I, for one, am all for reforming the tax code. It is too convoluted, complicated, and burdensom. How should it be reformed though? It definitely can be simplified, which, in turn, should result in cost savings for the tax payers and the government.

What are the options though? National sales tax? Can it work? Flat tax?

I admit that I am ill-informed of the options here and have been trying to bone-up.

Tax reform is likely to be politcally popular amongst many voters, regardless of right or left. It just depends on which direction the administration wants to take it. There is much that has yet to be seen. But, how would you like to see it done?

RC
Looking for ideas from both sides. Try to discredit that.


----------



## Bobm (Aug 26, 2003)

If everyone understood fair tax .org they would be looking any further check it out. I posted a explanation of the high points on the thead about it. Its a non-partisan approach that has bi partisan support. It will take spending some time reading it to understand it.


----------



## Robert A. Langager (Feb 22, 2002)

I've been reading there too. It is a lot to digest. Slowly but surely. Must be informed.

RC


----------



## esox (Nov 8, 2004)

1. Eliminate all tax on income, (and the I. R. S.). User fees only such as a national sales tax at the retail level and only on new goods, not used.
2. According to the Constitution, Congress is to coin all money. Notice it says "coin", not print.

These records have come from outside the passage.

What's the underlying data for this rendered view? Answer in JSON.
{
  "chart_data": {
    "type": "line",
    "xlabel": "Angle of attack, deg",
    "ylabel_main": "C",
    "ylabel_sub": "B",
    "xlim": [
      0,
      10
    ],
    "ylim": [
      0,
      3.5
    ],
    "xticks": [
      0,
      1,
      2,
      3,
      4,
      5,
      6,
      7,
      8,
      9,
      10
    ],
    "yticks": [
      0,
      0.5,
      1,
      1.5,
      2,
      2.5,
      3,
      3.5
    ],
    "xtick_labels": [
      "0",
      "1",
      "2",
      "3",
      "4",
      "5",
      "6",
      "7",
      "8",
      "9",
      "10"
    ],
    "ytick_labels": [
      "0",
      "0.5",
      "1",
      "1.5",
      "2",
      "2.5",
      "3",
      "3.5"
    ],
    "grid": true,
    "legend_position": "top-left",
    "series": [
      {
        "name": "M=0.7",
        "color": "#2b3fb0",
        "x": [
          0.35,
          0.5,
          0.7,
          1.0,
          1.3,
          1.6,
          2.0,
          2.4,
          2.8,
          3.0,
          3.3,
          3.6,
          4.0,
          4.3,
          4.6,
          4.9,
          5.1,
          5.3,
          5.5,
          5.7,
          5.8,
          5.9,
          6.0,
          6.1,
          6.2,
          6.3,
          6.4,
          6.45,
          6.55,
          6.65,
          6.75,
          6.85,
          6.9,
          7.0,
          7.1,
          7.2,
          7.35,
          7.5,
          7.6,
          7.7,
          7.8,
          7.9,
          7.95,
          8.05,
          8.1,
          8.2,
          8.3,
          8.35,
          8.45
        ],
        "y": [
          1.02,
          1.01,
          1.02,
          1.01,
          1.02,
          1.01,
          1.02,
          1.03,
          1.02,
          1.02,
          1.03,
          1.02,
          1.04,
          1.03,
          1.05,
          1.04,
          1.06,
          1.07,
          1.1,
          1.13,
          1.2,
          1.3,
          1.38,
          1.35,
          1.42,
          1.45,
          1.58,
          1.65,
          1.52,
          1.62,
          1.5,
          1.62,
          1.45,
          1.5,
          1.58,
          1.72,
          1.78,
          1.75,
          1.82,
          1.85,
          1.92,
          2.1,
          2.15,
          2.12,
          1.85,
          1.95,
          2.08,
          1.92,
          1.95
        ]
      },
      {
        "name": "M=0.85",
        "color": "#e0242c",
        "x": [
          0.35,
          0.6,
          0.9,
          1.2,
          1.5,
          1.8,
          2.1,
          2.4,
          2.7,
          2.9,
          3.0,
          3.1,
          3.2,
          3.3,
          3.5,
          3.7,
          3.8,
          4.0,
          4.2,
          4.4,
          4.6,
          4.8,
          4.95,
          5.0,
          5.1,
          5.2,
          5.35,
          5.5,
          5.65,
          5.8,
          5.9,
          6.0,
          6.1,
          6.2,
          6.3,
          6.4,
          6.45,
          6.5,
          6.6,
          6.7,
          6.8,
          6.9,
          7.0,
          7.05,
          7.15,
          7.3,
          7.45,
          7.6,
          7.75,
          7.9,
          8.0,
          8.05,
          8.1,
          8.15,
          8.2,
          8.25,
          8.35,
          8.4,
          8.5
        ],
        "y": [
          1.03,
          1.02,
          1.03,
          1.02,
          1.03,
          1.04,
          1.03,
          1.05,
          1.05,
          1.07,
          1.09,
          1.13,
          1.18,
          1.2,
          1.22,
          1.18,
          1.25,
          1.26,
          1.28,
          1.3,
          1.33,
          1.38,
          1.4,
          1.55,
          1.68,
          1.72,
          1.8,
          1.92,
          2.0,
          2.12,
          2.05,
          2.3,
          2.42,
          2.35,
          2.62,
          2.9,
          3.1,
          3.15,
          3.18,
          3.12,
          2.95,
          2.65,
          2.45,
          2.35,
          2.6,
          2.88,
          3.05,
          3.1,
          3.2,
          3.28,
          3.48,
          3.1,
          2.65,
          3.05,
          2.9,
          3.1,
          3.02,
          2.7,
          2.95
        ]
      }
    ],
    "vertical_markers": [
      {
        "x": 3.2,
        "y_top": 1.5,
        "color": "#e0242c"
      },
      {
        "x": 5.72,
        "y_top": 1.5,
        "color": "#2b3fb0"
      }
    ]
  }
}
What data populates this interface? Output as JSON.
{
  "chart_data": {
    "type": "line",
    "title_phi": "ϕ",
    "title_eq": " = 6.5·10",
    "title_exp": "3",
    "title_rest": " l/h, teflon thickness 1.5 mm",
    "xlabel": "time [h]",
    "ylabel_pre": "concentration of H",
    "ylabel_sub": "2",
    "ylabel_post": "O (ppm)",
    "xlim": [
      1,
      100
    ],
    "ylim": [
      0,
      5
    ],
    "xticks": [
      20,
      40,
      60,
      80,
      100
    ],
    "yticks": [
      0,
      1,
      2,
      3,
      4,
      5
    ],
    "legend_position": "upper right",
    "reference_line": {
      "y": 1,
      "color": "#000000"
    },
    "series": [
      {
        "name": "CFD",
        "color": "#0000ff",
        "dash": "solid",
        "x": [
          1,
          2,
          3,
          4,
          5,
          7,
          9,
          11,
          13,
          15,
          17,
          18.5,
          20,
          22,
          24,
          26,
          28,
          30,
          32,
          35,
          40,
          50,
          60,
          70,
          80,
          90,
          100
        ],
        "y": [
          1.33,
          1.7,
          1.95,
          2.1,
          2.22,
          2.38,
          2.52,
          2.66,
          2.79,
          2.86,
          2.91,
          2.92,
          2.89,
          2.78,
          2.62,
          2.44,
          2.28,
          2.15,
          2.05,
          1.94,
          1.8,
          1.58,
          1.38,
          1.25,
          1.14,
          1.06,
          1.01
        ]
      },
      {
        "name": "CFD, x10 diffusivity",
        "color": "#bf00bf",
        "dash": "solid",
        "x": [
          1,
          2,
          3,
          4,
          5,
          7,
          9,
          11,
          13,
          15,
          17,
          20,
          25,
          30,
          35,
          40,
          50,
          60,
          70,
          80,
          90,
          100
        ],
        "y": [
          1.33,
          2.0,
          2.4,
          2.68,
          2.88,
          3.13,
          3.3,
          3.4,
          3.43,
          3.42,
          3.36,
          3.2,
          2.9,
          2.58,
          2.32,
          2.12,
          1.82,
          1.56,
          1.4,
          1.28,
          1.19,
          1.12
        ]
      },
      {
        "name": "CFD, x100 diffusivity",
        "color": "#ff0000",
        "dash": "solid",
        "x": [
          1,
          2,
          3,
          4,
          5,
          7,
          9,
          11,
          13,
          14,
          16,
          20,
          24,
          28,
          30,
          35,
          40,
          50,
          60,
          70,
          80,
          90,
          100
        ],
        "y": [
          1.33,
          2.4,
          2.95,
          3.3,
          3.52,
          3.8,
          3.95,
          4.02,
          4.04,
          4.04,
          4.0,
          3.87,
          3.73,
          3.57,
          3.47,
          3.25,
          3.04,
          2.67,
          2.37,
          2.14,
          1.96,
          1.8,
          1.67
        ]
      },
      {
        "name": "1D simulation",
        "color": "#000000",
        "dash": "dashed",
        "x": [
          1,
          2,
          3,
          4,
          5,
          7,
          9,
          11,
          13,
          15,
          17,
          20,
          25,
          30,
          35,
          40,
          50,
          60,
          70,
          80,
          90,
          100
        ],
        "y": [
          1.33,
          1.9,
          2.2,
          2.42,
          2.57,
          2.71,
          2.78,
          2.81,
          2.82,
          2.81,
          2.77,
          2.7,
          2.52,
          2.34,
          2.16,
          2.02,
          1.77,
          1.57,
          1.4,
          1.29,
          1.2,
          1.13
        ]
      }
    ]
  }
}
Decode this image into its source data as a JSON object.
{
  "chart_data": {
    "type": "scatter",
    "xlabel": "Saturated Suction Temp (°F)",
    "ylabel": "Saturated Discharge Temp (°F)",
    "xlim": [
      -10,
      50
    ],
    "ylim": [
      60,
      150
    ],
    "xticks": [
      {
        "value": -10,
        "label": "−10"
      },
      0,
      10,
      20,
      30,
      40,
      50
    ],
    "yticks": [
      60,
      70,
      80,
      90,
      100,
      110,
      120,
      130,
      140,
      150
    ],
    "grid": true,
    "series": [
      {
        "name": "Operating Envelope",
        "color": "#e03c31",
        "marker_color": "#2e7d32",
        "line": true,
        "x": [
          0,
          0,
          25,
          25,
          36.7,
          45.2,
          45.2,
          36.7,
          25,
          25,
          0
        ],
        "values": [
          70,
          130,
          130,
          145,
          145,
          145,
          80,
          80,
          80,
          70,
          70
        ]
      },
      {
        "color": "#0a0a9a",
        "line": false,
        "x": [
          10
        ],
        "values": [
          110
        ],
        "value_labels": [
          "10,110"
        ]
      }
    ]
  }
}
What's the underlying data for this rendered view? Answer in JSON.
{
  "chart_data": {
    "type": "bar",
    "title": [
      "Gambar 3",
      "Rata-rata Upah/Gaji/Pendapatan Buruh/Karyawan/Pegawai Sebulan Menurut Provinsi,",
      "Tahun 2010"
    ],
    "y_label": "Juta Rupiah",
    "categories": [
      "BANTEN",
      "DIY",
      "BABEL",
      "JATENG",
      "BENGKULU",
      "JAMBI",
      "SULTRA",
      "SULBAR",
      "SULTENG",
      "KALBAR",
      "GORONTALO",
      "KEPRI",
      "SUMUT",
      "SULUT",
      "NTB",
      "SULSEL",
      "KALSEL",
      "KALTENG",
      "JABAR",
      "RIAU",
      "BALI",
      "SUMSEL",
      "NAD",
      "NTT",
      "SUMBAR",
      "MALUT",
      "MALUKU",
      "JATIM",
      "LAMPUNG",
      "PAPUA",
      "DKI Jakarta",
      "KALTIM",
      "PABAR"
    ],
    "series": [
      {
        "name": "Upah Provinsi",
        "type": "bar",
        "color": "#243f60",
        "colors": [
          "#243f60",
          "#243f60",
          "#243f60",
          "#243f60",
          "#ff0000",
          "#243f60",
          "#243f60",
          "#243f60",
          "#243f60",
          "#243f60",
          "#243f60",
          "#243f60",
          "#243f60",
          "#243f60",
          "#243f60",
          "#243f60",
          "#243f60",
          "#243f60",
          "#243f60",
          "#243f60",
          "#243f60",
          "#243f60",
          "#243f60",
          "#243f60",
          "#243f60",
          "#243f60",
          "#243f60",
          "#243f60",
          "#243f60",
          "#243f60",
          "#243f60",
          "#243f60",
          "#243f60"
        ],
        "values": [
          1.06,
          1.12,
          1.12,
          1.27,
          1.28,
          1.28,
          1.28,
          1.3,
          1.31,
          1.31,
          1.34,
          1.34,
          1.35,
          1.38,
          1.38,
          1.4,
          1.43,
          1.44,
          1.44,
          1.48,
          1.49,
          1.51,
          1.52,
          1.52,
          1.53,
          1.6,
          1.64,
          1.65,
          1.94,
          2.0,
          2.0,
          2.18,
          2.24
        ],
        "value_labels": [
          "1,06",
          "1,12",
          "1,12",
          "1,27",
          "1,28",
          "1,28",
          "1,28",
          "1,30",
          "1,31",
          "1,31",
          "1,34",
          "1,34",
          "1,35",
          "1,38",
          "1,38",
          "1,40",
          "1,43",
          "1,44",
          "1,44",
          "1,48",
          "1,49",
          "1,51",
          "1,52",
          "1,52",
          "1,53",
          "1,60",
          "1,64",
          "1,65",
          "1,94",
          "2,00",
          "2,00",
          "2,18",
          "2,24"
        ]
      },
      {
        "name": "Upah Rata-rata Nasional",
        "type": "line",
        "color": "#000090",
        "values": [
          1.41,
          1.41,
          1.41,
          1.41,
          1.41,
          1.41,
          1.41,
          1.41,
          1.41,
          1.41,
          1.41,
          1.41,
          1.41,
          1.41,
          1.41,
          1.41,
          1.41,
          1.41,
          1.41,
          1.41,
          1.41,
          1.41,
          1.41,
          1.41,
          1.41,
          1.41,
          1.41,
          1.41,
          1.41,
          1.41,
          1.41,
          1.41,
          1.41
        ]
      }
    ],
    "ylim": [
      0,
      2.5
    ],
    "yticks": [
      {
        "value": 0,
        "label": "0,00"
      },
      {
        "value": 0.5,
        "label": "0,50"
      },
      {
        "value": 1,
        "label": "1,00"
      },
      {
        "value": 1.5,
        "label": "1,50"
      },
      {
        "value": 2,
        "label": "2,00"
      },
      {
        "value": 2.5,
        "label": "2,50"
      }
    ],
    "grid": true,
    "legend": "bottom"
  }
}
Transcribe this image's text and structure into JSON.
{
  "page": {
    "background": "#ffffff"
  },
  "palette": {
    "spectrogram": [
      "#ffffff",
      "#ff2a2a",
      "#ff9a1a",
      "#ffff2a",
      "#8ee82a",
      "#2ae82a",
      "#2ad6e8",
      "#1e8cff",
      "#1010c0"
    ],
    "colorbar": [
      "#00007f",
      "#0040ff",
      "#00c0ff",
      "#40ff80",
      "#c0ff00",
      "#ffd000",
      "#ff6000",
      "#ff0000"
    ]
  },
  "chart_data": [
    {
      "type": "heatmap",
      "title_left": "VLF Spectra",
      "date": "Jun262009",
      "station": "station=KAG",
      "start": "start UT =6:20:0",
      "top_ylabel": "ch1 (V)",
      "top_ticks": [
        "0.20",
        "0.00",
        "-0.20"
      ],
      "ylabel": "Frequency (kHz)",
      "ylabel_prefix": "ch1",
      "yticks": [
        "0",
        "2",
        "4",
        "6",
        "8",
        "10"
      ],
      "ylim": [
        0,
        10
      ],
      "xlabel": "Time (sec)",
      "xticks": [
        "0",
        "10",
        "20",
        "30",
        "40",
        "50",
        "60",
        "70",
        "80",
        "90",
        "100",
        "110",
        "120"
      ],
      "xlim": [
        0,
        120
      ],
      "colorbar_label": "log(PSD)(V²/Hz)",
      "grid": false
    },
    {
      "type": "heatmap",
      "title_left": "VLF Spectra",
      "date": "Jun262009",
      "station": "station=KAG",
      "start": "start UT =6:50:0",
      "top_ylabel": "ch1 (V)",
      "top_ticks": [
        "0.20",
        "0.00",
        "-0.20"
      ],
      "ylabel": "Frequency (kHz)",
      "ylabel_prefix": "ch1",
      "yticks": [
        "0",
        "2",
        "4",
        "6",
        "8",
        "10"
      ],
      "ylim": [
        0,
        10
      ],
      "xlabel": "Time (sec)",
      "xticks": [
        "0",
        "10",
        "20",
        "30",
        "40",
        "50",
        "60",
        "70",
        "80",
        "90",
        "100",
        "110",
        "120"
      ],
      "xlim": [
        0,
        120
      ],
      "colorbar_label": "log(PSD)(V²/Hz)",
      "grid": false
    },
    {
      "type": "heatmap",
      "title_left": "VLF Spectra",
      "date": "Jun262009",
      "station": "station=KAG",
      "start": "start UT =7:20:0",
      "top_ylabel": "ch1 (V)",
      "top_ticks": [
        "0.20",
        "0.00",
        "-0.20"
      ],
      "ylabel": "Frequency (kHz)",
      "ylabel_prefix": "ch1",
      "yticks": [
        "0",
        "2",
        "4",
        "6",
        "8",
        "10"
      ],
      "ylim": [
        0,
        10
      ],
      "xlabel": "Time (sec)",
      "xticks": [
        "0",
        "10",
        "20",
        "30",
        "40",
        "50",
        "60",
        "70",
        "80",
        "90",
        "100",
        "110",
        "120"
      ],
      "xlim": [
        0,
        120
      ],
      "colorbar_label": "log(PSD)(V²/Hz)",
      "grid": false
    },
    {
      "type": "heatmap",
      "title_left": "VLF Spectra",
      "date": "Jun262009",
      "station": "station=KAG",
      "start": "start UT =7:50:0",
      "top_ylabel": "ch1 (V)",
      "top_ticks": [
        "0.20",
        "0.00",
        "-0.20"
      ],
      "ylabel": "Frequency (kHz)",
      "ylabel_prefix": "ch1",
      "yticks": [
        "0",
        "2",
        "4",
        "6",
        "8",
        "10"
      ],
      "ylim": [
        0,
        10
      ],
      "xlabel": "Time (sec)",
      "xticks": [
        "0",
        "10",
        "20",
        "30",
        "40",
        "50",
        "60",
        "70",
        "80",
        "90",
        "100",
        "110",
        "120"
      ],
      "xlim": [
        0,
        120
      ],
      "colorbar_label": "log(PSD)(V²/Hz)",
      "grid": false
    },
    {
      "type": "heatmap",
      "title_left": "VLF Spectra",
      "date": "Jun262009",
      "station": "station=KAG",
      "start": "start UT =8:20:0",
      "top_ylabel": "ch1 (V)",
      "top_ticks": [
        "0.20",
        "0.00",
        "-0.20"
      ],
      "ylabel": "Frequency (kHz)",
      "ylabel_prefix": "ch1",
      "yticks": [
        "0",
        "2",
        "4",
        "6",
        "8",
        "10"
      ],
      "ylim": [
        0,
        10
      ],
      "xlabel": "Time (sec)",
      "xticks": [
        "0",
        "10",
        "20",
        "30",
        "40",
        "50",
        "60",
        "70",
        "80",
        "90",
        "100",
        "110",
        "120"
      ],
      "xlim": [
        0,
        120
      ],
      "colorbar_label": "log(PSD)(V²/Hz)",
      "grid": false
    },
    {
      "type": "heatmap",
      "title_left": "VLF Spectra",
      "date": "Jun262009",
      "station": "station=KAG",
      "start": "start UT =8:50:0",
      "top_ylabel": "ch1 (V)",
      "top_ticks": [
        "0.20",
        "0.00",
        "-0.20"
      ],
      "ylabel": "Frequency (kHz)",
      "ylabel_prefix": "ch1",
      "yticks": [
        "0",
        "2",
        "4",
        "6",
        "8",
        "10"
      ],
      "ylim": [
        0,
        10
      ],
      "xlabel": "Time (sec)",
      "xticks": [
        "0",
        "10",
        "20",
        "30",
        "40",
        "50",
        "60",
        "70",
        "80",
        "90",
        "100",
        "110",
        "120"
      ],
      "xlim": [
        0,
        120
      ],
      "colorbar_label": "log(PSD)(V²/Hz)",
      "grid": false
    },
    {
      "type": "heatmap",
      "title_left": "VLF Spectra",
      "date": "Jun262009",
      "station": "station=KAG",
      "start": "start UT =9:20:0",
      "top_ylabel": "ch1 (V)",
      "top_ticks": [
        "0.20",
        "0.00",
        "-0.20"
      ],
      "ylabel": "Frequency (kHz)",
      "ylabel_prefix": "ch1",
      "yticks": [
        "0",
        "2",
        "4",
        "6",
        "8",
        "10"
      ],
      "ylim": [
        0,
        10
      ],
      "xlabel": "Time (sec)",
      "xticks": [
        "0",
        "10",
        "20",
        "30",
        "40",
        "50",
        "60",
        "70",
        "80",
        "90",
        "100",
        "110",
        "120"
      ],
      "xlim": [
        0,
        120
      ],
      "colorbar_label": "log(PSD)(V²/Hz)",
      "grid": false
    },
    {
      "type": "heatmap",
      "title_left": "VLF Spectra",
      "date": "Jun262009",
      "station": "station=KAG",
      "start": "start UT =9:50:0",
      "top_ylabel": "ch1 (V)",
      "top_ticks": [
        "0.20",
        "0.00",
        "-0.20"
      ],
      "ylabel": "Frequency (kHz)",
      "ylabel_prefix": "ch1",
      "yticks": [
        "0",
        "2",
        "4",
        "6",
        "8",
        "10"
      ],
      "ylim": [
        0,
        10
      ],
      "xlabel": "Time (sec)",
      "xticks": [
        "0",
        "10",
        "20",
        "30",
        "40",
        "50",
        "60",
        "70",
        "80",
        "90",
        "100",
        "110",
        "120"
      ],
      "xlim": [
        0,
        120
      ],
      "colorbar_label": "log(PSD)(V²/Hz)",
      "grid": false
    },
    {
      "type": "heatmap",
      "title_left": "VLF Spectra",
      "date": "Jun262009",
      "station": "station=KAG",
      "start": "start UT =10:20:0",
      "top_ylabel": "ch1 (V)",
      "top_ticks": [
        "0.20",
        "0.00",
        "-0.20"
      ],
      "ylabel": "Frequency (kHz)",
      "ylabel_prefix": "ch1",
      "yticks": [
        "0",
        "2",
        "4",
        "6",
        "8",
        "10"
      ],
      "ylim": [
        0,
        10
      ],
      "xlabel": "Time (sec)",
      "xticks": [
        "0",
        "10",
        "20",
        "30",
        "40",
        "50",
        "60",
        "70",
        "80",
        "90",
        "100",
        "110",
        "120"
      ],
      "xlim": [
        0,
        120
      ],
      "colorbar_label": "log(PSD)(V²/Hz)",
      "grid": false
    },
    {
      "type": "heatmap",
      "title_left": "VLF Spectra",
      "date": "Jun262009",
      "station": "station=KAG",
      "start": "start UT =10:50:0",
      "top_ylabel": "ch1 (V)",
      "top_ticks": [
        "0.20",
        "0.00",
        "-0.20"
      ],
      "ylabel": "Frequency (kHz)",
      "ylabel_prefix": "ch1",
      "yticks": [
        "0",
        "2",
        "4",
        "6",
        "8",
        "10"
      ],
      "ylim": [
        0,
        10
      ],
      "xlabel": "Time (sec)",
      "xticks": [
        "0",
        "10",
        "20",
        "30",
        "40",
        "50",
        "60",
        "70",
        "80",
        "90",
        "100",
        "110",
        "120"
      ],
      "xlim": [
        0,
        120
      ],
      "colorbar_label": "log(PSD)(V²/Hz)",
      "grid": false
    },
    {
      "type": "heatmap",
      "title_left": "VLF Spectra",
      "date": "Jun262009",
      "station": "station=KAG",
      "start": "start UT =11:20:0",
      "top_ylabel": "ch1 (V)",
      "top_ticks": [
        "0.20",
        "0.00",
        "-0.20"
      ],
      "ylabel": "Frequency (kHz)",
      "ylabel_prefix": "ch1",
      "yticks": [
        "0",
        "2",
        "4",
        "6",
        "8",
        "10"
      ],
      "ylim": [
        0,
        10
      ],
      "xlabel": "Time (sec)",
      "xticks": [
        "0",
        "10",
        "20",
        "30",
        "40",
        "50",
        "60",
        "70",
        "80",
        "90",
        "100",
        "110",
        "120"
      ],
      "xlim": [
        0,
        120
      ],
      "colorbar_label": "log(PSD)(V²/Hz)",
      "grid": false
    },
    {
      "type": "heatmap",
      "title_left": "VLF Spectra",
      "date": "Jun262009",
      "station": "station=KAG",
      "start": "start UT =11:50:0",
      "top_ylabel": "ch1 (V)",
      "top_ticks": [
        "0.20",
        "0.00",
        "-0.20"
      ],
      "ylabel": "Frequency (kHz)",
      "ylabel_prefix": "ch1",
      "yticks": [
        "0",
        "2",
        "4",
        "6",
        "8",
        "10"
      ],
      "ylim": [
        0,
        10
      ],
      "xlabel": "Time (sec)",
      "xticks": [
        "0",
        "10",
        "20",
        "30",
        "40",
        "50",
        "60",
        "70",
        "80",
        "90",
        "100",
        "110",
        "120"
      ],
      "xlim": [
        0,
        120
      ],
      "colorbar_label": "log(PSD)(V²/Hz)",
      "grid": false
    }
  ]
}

This should be loaned to the banks and the interest deposited in the U.S. Treasury to be used for defense, law enforcement, and infrastructure, nothing else. Let private enterprise deliver the mail and send buckets of nuts and bolts to Mars to find out if there was water there or not. With no tax on income, people would have plenty of money to purchase their own health insurance and fund their own retirements and each would be much higher quality. Since 1913, the Federal Reserve, ( a group of private bankers, there is nothing federal about it), has printed monopoly money, charged the banks interest to use it, and put the interest fees in their pockets. Notice what it says on a paper bill, "Federal Reserve Note". A note always entails debt. The Federal Reserve literally "rents" paper to us. The inevitable inflationary effects have been staggering.
This has for the most part been the norm in U.S. history. The Brits lost the Rev. War but have since controlled our currency. Three presidents have tried to correct this. Andrew Jackson was the first. The U.S. Treasury then had a surplus that was returned to the states via, canals, harbors, bridges, roads, etc. Shortly after his death the central bank regained control. Two presidents have since tried to correct this, Abe Lincoln and J.F.K.
3. Taxes and tariffs on imports. This would prevent foreign dumping and keep imports competitive with goods manufactured in this country. This would also eliminate most, if not all, outsourcing.

It's all really very simple. Stick with the Constitution and we could have a golden age. There would then be plenty of money for developing an alternative energy source or viable means of conserving fossil fuels, that is if we have enough time.


----------